Making space for nature at home
Society has taught us that a tidy garden is a “perfect” garden, from being overly manicured to using artificial grass. Emma Kersley, Biodiversity Officer (Grassland), asks us to look through nature’s eyes and understand how essential our gardens are as habitats.
Gardens are nature’s stepping-stones
You might look at your garden and think it is small, but to an insect, it is enormous! No matter the size of your garden, it plays a huge role in helping our wildlife. The UK’s State of Nature Report 2019 showed that residential gardens make up 24-36% of each city. If you imagine a bird’s eye view of this, you will see that they are the stepping-stones of habitat in a fragmented world.
How can you make space for nature?
Make a “mess”
Create a pile using sticks, fallen leaves, logs and vegetation. This creates an insect sanctuary and helps hedgehogs and amphibians as a hibernation haven. Find out more about wildlife gardening here.
Plant a tree
Native fruit trees such as cherry, rowan, apple and pear can be great food sources for a variety of birds, invertebrates and more. In the Forest, we plant a variety of fruit bearing trees to benefit our wildlife. View our tree fact files.
Provide a source of water
Create a pond or provide a shallow bowl of water on the ground for our non-flying friends - add some stones so insects can perch safely to quench their thirst.
No Mow May
Join Plantlife UK’s campaign to let the flowers in your garden bloom throughout May, providing an essential source of food and nectar for our pollinators.

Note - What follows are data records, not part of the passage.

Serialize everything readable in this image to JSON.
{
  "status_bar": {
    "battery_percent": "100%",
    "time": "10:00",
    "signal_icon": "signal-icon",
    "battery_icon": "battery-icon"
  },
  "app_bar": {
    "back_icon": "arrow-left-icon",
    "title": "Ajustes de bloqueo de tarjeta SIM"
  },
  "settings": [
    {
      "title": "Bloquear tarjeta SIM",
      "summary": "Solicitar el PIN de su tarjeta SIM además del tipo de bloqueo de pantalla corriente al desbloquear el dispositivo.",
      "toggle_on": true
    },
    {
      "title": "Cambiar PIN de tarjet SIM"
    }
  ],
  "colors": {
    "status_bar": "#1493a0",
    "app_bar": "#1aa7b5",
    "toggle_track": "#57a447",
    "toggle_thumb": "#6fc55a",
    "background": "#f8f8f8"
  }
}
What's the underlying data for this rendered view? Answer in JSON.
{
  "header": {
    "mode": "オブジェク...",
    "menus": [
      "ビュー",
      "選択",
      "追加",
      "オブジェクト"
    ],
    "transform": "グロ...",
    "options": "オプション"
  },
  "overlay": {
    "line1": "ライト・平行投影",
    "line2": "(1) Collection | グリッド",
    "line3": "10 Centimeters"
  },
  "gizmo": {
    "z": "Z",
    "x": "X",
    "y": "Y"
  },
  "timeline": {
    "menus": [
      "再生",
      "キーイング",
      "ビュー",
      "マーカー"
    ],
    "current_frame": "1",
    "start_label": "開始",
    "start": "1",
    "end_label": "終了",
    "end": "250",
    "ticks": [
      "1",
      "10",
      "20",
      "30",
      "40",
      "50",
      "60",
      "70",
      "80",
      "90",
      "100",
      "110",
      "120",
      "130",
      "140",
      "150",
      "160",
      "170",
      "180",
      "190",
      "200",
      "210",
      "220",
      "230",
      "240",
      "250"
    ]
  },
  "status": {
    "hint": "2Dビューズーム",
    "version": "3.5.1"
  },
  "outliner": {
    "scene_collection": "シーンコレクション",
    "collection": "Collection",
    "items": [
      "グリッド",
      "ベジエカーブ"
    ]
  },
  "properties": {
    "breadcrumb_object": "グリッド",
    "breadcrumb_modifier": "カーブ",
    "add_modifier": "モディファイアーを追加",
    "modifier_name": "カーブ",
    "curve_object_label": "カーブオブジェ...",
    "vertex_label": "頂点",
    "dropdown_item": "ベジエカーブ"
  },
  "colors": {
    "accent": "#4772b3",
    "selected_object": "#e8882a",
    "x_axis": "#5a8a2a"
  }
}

No garden? You can still make a difference...
Window bird feeders
During winter especially, simple feeders are extremely important, especially when food sources are scarce.
Have a look online at what is going on in your local area. The RHS have advice about setting up a community garden which could provide inspiration to plant life in your street.
Enhance your workplace
Provide more wildlife friendly areas using the ideas in this article.
The power of word of mouth should never be underestimated, you could help someone change the way they view their garden!